Ubuntu / Linux news and application reviews.

Valve released SteamOS Beta a few days ago as an early first-look public release. Based on Debian 7, the new operating system comes with a session called SteamOS which is a modified Big Picture mode that uses a custom SteamOS Compositor (based on xcompmgr) optimized for Steam and gaming, and some other tweaks.

If you want to run the official SteamOS session along with the custom SteamOS compositor in Ubuntu, you can easily do so by installing two packages. Once you install these packages, you'll be able to directly log in to the SteamOS session from the LightDM login screen.

This session is useful because it doesn't load a complete desktop environment so more resources are available for both Steam and games. However, since SteamOS is in its early development stages, so is this session, so expect to find bugs!

Here are some observations from my testing (please read!):
  • this session loads Steam in Big Picture mode and from my experience and from what I've read, Big Picture is pretty buggy on Linux so before using this, I suggest trying the Big Picture Mode from the Steam Linux client and see if it works on your hardware/drivers, if games run properly and so on;
  • the SteamOS session doesn't work if multiple monitors are plugged in. That means that even if a monitor is connected but disabled, the SteamOS session won't work and you'll get a black screen! To avoid this, make sure you boot with only one monitor connected or restart LightDM / logout after disconnecting a monitor.
  • to get a "Return to desktop" power menu option in the SteamOS session, in the Steam Big Picture interface settings select Interface > Enable access to the Linux desktop. In my test, selecting "Return to desktop" didn't work with Ubuntu 14.04 and 13.10 but it worked on 12.10 (and it also didn't work with SteamOS running in VirtualBox when logging in to the SteamOS session). So if it doesn't work for you, exit the session either by selecting "Shutdown" or "Restart" from the Steam Big Picture power menu or restart LightDM (press Ctrl + Alt + F1, login and type: "sudo service lightdm restart", then press Ctrl + Alt + F7 to return to the login screen).

Tip: if you only want to run the "SteamOS" mode without having a session for it in the login screen, without the SteamOS compositor and so on, you can simply run the Steam client using the following command: "steam -steamos -tenfoot" and you'll get the SteamOS interface running on your desktop (for this to work, make sure your Steam for Linux client is up to date).

Install SteamOS session in Ubuntu

1. Firstly, install the Steam Linux client if you haven't already (you can install it via Ubuntu Software Center or by downloading the deb from its website). Also, make sure your Steam Linux client is up to date: Steam > Check for Steam Client Updates

2. To be able to use the SteamOS session in Ubuntu, you need two packages:
  • SteamOS Compositor (includes the Compositor obviously and the actual session);
  • SteamOS Modeswitch Inhibitor (even though the SteamOS Compositor deb doesn't depend on this package, it is used in the session file so I suggest you install it.

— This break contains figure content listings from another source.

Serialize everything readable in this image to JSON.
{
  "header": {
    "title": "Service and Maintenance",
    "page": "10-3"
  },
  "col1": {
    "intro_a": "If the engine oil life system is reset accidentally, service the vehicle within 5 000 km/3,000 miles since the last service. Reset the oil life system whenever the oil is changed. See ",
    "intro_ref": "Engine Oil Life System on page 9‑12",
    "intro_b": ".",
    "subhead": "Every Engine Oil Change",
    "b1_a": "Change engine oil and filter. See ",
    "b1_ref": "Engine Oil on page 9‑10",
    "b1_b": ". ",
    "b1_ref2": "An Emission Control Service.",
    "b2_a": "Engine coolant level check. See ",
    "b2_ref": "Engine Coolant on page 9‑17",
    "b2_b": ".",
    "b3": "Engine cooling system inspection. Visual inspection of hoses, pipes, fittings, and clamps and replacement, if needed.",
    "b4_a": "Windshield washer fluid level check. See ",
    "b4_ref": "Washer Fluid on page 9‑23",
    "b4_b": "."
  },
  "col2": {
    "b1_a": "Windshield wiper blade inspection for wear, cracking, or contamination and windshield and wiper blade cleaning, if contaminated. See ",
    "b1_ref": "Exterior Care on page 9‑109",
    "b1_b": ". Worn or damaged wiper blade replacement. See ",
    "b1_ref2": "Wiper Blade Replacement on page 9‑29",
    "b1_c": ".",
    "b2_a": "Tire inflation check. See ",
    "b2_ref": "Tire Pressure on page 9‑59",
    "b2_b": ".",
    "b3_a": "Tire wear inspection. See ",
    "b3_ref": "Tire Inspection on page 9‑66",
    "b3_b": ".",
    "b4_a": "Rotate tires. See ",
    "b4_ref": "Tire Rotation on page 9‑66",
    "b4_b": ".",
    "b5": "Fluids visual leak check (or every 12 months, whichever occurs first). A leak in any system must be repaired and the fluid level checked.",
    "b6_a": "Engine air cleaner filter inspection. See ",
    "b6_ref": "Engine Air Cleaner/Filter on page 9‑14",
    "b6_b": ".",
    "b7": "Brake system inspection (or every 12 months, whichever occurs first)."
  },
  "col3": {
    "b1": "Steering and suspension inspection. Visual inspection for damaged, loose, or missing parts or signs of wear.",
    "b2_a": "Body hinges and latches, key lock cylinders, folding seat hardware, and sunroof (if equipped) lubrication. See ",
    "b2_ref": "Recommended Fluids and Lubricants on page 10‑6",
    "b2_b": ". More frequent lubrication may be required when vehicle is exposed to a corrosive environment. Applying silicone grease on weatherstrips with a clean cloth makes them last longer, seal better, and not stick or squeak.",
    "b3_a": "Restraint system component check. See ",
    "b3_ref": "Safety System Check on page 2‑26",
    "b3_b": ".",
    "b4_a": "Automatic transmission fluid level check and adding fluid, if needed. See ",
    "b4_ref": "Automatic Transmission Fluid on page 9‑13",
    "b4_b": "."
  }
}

Using the links above, download and install SteamOS Compositor and SteamOS Modeswitch Inhibitor for your architecture. Then, log out and select "SteamOS" from the login screen:

Removing the SteamOS session

If you want to revert the changes, simply remove the two installed packages:
sudo apt-get remove steamos-compositor steamos-modeswitch-inhibitor
And when you log out, the SteamOS session shouldn't be displayed any more.